Sobre la ecología de la Historia
Las partículas de dióxido carbono emitidas a la atmósfera durante la revolución industrial aún hoy circulan entre nosotros y a través de nuestros organismos. Este análisis parte de esa "presencia fantasmagórica" para plantear la relación que tenemos con el tiempo y cómo se inscribe en el sistema en el que vivimos, marcado por los combustibles fósiles.
José Luís Rodríguez
Sabemos a ciencia cierta que, de las partículas de dióxido de carbono (CO2) emitidas a la atmósfera, existe un porcentaje relevante que tarda muchos años en ser reabsorbido por los, digamos, sistemas naturales de captura de carbono; tarda cien años, doscientos años.
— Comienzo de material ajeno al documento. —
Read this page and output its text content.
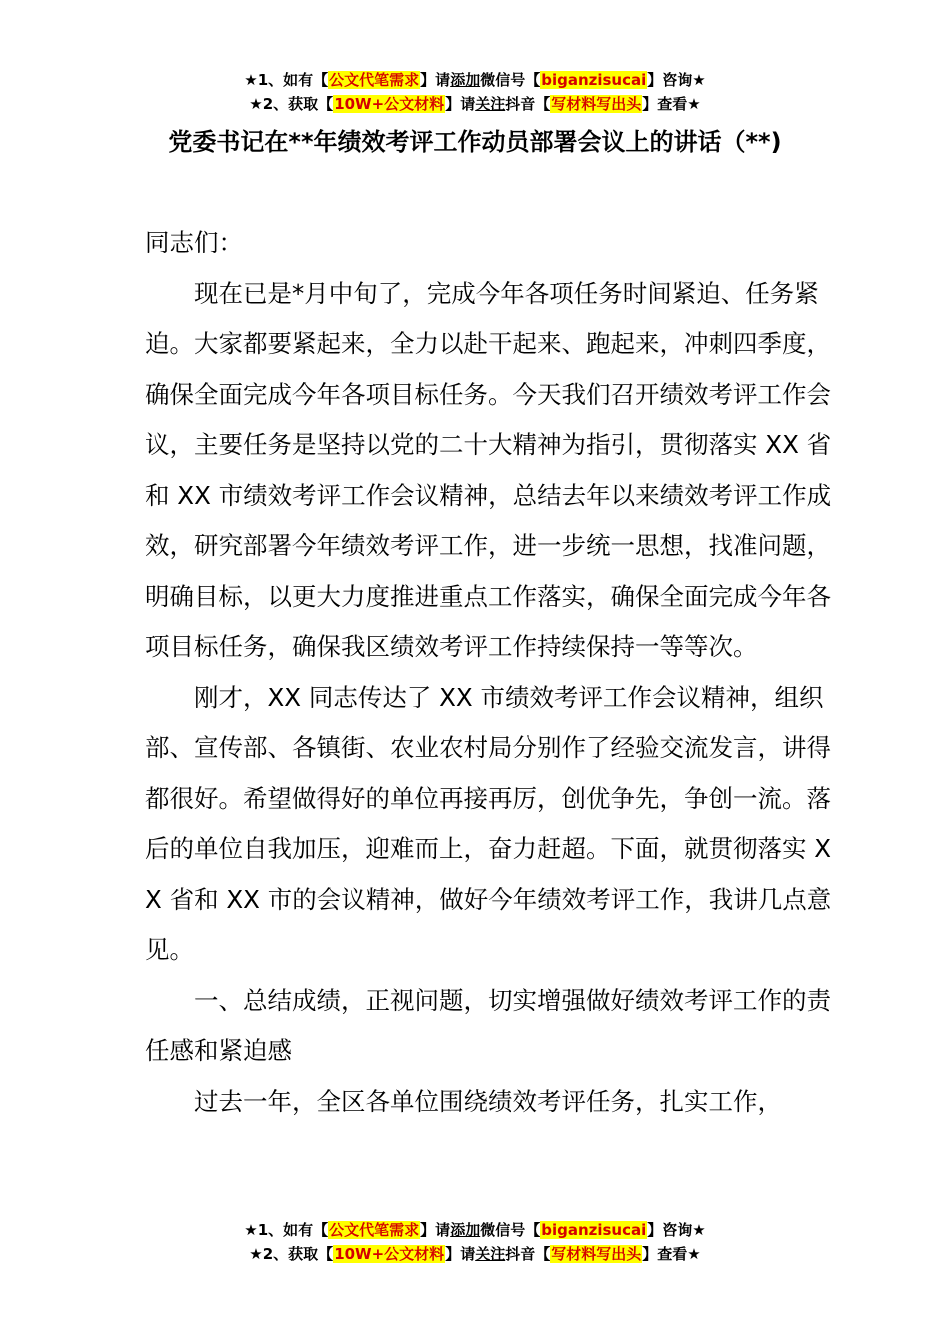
★1、如有【公文代笔需求】请添加微信号【biganzisucai】咨询★
★2、获取【10W+公文材料】请关注抖音【写材料写出头】查看★
党委书记在**年绩效考评工作动员部署会议上的讲话（**)

同志们：

现在已是*月中旬了，完成今年各项任务时间紧迫、任务紧迫。大家都要紧起来，全力以赴干起来、跑起来，冲刺四季度，确保全面完成今年各项目标任务。今天我们召开绩效考评工作会议，主要任务是坚持以党的二十大精神为指引，贯彻落实 XX 省和 XX 市绩效考评工作会议精神，总结去年以来绩效考评工作成效，研究部署今年绩效考评工作，进一步统一思想，找准问题，明确目标，以更大力度推进重点工作落实，确保全面完成今年各项目标任务，确保我区绩效考评工作持续保持一等等次。

刚才，XX 同志传达了 XX 市绩效考评工作会议精神，组织部、宣传部、各镇街、农业农村局分别作了经验交流发言，讲得都很好。希望做得好的单位再接再厉，创优争先，争创一流。落后的单位自我加压，迎难而上，奋力赶超。下面，就贯彻落实 XX 省和 XX 市的会议精神，做好今年绩效考评工作，我讲几点意见。

一、总结成绩，正视问题，切实增强做好绩效考评工作的责任感和紧迫感

过去一年，全区各单位围绕绩效考评任务，扎实工作，

★1、如有【公文代笔需求】请添加微信号【biganzisucai】咨询★
★2、获取【10W+公文材料】请关注抖音【写材料写出头】查看★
Por esto también sabemos que, si la idea de que el pasado percute en el presente va más allá de lo simbólico y se acerca a lo traumático, de ello no hay manifestación socioeconómica más sensible que la de las partículas de CO2 emitidas a la atmósfera durante la revolución industrial que aún circulan entre nosotros y a través de nuestros organismos, que están todavía presentes en la atmósfera y participan hoy de la crisis climática y la aniquilación ecológica. Una crisis de sobreproducción secular que atiborra el aire. Sabíamos, finalmente, y estas certezas lo confirman, que la historia del movimiento obrero es una historia de fantasmas.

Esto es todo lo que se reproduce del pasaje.